M-304B-9
Long-Lived Iteroparous Species, Ecological, Demographic and Genetic Complexity: Acquisition, Management and Analytical Challenges Associated with Big Data

Monday, August 18, 2014: 4:40 PM
304B (Centre des congrès de Québec // Québec City Convention Centre)
Kim T. Scribner , Department of Fisheries & Wildlife and Department of Zoology, Michigan State University, East Lansing, MI
Edward A. Baker , Michigan Department of Natural Resources, Marquette, MI
Kari Dammerman , Zoology; Ecology, Evolutionary Biology, and Behavior, Michigan State University, East Lansing, MI
John Bauman , Fisheries and Wildlife, Michigan State University, East Lansing, MI
Nathan Barton , Fisheries and Wildlife, Michigan State University, East Lansing, MI
Terence Marsh , Microbiology and Molecular Genetics, Michigan State University, East Lansing, MI
Successful management of long-lived iteroparous fish species necessitates collection, curation and analysis of large and multi-faceted data sets.  Increasing accessibility of remotely censused data, enhanced abilities to interrogate biotic communities, and tools to quantify genetic diversity during several life stages, over multiple spatial scales, and over long periods of time pose data acquisition, management and analytical challenges.

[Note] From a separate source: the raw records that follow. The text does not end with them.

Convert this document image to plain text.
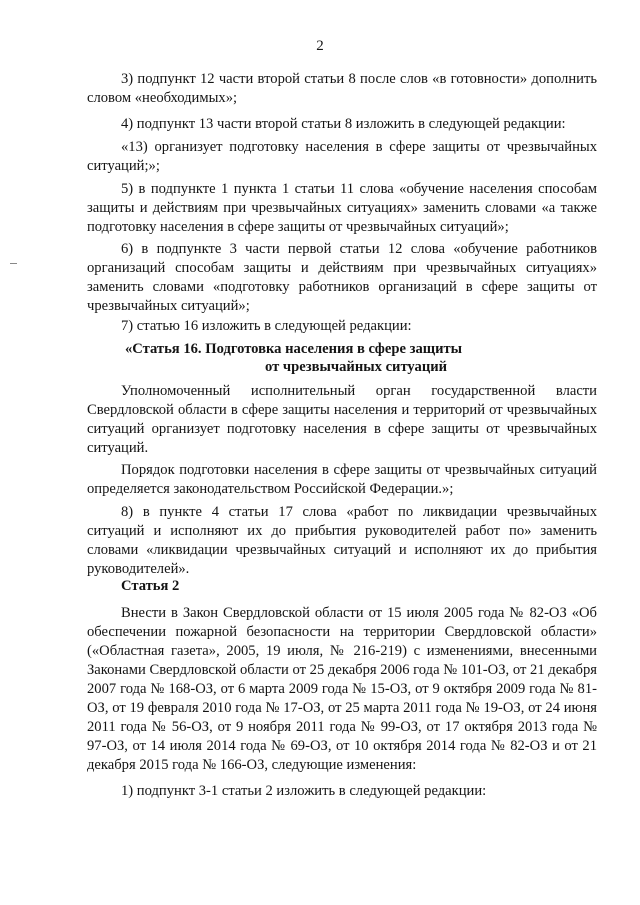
2

3) подпункт 12 части второй статьи 8 после слов «в готовности» дополнить словом «необходимых»;

4) подпункт 13 части второй статьи 8 изложить в следующей редакции:

«13) организует подготовку населения в сфере защиты от чрезвычайных ситуаций;»;

5) в подпункте 1 пункта 1 статьи 11 слова «обучение населения способам защиты и действиям при чрезвычайных ситуациях» заменить словами «а также подготовку населения в сфере защиты от чрезвычайных ситуаций»;

6) в подпункте 3 части первой статьи 12 слова «обучение работников организаций способам защиты и действиям при чрезвычайных ситуациях» заменить словами «подготовку работников организаций в сфере защиты от чрезвычайных ситуаций»;

7) статью 16 изложить в следующей редакции:

«Статья 16. Подготовка населения в сфере защиты
от чрезвычайных ситуаций

Уполномоченный исполнительный орган государственной власти Свердловской области в сфере защиты населения и территорий от чрезвычайных ситуаций организует подготовку населения в сфере защиты от чрезвычайных ситуаций.

Порядок подготовки населения в сфере защиты от чрезвычайных ситуаций определяется законодательством Российской Федерации.»;

8) в пункте 4 статьи 17 слова «работ по ликвидации чрезвычайных ситуаций и исполняют их до прибытия руководителей работ по» заменить словами «ликвидации чрезвычайных ситуаций и исполняют их до прибытия руководителей».

Статья 2

Внести в Закон Свердловской области от 15 июля 2005 года № 82-ОЗ «Об обеспечении пожарной безопасности на территории Свердловской области» («Областная газета», 2005, 19 июля, № 216-219) с изменениями, внесенными Законами Свердловской области от 25 декабря 2006 года № 101-ОЗ, от 21 декабря 2007 года № 168-ОЗ, от 6 марта 2009 года № 15-ОЗ, от 9 октября 2009 года № 81-ОЗ, от 19 февраля 2010 года № 17-ОЗ, от 25 марта 2011 года № 19-ОЗ, от 24 июня 2011 года № 56-ОЗ, от 9 ноября 2011 года № 99-ОЗ, от 17 октября 2013 года № 97-ОЗ, от 14 июля 2014 года № 69-ОЗ, от 10 октября 2014 года № 82-ОЗ и от 21 декабря 2015 года № 166-ОЗ, следующие изменения:

1) подпункт 3-1 статьи 2 изложить в следующей редакции:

Using decadal data collected from a population of lake sturgeon (Acipenser fulvescens) inhabiting Black Lake, MI we highlight why collection of time series data associated with ecological, demographic, and genetic complexities is required to understand generational patterns in recruitment dynamics of long-lived fishes.  We highlight issues associated with collection, curation, sharing, transfer, analysis and visualization of Big Data with emphasis on the need for development and testing of models that integrate data from across life stages and that account for spatial non-independence.